• Opini: “Horor” Kardus Kotak Suara
    Oleh | Minggu, 16 Desember 2018 | 15:29 WITA

    “Horor” Kardus Kotak Suara

    KPU memutuskan untuk mengganti kotak suara Pemilu 2019 dengan memakai bahan kertas kardus. Selama ini KPU menggunakan kotak suara dari plat aluminium untuk menampung kertas suara di TPS.
    Keputusan itu memantik polemik. Sungguh lumrah jika dipersoalkan. Sebab, siapapun pasti akan khawatir dengan kebijakan itu terutama jika dikaitkan dengan keamanan kotak suara yang akan menjadi sentral dalam pemungutan dan penghitungan suara di TPS. Faktor efisiensi dan transparansi menjadi dua alasan utama KPU menempuh kebijakan itu.

    Namun, menurut saya kedua faktor itu sama sekali tak bisa mendapat pembenaran. Faktor efisiensi misalnya, tak bisa dijadikan sebagai pembenar. Faktanya, KPU tetap harus mengeluarkan biaya miliaran untuk membuat kotak-kotak kardus itu. Sebab, meski bahan kardus tetapi tetap banyak komponen mahal di dalamnya seperti kertas kardus khusus, plastik transparan dan gembok.

    Belum lagi KPU mesti menambahkan alat khusus untuk melindungi kotak dari terjangan air. Menurut saya lebih efisien jika KPU tetap menggunakan kotak lama berupa plat aluminium. Pasalnya, di gudang-gudang KPU seluruh Indonesia kotak-kotak lama itu masih tersimpan.

    KPU bisa menggunakannya kembali dengan hanya melakukan perbaikan terbatas pada kotak-kotak yang rusak. Apalagi, pada beberapa daerah seperti Sulsel, stok kotak masih utuh dengan kondisi bagus pasca digunakan di Pilgub 2018 lalu.

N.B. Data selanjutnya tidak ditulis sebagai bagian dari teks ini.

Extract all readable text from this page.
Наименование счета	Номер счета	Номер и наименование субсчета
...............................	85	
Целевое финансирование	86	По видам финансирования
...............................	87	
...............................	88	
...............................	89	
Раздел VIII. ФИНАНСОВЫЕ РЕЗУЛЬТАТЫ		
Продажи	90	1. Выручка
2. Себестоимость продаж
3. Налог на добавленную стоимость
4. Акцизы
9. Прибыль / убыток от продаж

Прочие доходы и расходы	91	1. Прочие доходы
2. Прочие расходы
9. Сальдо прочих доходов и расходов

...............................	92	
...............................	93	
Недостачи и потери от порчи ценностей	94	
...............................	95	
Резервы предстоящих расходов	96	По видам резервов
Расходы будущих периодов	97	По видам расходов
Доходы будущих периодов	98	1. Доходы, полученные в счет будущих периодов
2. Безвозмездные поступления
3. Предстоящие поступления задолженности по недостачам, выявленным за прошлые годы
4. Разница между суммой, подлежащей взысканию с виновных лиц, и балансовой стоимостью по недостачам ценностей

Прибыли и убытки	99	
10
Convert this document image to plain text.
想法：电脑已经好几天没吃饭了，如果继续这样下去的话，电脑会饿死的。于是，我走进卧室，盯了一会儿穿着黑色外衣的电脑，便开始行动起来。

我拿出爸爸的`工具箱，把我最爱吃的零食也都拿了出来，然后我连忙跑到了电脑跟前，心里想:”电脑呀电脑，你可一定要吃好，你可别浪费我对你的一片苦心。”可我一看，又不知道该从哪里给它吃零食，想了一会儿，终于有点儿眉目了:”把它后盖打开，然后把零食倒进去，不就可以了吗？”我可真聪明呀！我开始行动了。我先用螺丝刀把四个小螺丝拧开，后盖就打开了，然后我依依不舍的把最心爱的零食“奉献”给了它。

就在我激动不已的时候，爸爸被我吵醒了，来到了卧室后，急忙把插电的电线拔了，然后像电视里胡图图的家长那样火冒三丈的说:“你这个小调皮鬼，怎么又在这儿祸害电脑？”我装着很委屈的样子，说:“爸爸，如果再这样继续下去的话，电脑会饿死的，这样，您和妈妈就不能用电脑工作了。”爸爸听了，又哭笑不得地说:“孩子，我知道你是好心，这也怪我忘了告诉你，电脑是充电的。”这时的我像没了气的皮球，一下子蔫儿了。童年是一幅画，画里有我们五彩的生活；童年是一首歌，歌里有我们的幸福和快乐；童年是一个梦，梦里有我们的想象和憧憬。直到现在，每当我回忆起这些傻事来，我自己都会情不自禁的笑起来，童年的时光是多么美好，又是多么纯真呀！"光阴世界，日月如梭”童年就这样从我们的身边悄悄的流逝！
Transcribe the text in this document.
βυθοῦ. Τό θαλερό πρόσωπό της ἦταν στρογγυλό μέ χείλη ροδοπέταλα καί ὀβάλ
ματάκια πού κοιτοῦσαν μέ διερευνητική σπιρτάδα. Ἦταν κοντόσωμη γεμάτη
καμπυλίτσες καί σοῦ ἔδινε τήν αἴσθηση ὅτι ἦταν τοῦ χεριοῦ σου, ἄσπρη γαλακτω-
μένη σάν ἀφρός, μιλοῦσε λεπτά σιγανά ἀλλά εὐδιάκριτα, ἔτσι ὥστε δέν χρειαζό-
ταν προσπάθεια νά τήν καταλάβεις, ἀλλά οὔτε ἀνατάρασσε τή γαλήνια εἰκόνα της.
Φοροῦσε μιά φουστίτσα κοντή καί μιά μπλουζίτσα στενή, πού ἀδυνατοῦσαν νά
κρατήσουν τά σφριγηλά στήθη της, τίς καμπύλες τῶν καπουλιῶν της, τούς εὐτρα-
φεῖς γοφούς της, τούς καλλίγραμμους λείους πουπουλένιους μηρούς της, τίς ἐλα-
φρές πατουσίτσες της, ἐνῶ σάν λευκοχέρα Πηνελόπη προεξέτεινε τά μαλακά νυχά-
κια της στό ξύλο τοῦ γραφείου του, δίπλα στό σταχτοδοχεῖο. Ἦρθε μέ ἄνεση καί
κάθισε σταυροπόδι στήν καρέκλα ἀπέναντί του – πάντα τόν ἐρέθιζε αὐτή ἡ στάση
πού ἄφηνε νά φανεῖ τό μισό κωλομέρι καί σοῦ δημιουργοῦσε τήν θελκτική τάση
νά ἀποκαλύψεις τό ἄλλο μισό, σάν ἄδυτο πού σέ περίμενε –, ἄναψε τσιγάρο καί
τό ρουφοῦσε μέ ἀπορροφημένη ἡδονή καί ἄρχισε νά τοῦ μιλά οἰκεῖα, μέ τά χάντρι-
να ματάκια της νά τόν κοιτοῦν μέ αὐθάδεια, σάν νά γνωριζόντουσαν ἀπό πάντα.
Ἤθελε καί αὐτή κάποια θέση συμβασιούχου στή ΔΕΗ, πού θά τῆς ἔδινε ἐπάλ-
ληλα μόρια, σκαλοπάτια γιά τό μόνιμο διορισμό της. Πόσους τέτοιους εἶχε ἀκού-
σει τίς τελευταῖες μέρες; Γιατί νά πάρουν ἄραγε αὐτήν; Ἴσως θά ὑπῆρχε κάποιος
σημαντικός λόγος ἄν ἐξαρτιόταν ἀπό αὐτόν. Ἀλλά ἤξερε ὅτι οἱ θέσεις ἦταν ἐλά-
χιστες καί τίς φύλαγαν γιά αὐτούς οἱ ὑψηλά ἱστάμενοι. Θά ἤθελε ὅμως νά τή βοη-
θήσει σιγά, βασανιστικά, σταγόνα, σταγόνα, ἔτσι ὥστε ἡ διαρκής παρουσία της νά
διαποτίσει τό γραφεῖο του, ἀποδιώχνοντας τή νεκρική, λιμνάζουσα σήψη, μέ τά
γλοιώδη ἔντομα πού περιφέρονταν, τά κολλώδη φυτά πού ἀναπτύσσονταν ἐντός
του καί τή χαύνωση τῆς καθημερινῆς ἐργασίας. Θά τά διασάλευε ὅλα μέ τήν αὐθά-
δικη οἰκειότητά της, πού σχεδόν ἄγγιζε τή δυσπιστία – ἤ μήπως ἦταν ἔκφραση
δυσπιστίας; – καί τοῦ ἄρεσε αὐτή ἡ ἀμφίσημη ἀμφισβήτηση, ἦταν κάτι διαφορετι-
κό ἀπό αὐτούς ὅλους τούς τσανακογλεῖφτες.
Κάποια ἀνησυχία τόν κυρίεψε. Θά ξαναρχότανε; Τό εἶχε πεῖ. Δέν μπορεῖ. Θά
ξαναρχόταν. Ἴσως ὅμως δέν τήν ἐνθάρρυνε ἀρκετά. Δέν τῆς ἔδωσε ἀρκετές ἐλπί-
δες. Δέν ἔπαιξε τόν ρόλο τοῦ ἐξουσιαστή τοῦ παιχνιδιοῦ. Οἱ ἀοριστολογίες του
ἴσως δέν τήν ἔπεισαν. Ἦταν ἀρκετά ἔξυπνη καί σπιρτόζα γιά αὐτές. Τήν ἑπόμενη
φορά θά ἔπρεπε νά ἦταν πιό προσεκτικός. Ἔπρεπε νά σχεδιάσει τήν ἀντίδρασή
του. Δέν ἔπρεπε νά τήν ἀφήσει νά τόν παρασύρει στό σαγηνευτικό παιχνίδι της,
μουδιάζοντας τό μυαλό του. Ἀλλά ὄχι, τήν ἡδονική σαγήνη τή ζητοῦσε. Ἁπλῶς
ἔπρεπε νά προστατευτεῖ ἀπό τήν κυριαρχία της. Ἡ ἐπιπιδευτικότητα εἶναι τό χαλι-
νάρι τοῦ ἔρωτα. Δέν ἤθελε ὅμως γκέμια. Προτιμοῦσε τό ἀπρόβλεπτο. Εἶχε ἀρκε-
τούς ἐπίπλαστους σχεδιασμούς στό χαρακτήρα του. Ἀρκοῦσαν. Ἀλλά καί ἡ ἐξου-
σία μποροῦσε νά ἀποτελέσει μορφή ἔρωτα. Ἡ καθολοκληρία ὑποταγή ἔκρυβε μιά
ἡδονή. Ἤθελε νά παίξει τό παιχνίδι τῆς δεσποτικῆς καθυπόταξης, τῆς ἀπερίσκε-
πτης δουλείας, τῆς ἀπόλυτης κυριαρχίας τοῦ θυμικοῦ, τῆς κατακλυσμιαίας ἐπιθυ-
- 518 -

    Faktor transparansi juga tak bisa menjadi pembenar. Kotak baru desainnya sengaja dibuat transparan dengan menambahkan plastik trannsparan di sisi sisi kotak, sehingga isi dalam kotak terlihat.

    Menurut saya KPU telah salah kaprah dalam menyiapkan strategi pencegahan manipulasi suara dengan model kotak suara seperti ini. Selama ini, titik lemah pemungutan dan penghitungan suara yang menyebabkan banyaknya dugaan manipulasi suara bukan pada tertutupnya kotak suara, tetapi dalam banyak proses pemberian suara dan penghitungan suara.

    Persoalan bukan ketika kertas suara masuk ke dalam kotak suara, sehingga harus diawasi dan kertas suara bisa terlihat, tetapi pada banyak proses, mulai dari mutasi formulir penghitungan mulai dari penggunaan surat suara terpakai, penyebutan perolehan suara parpol dan caleg, hingga pada mutasi formulir dari C1 plano ke C1 kecil.

    Ironisnya, tak akan ada yang bisa memastikan tingkat keamanan dan ketahanan kotak itu meski KPU sudah menjaminnya. Pada daerah-daerah kepulauan seperti di Indonesia Timur, keruwetan akan terjadi pada proses pengiriman dan pengembalian kotak suara.

    Saat masih di KPU Makassar pada Pilwali 2013, kami di KPU Makassar menghadapi masalah dalam pengiriman kertas suara dan kotaknya ke pulau-pulau di luar kota, karena saat itu awal musim hujan. Meski saat itu kotaknya masih besi aluminium, kami tetap membungkusnya dengan plastik khusus. Selain harus anti air, desain pembungkus kotaknya juga harus anti tenggelam.

    Saya tak bisa membayangkan jika kotak-kotak itu berupa kardus. Tentu KPU harus punya strategi sendiri dalam menyelamatkan kotak-kotak penting itu.

    Apapun itu saya yakin KPU sudah punya strategi dan perencanaan sendiri dalam mengantisipasi semuanya. Namun, tentu adalah wajar jika publik juga menyampaikan kekhawatirannya demi penyelamatan atas demokrasi yang diperoleh lewat penyelenggaraan Pemilu yang bersih. Semoga kebijakan itu tak menjadi “horor” baru di Pemilu 2019.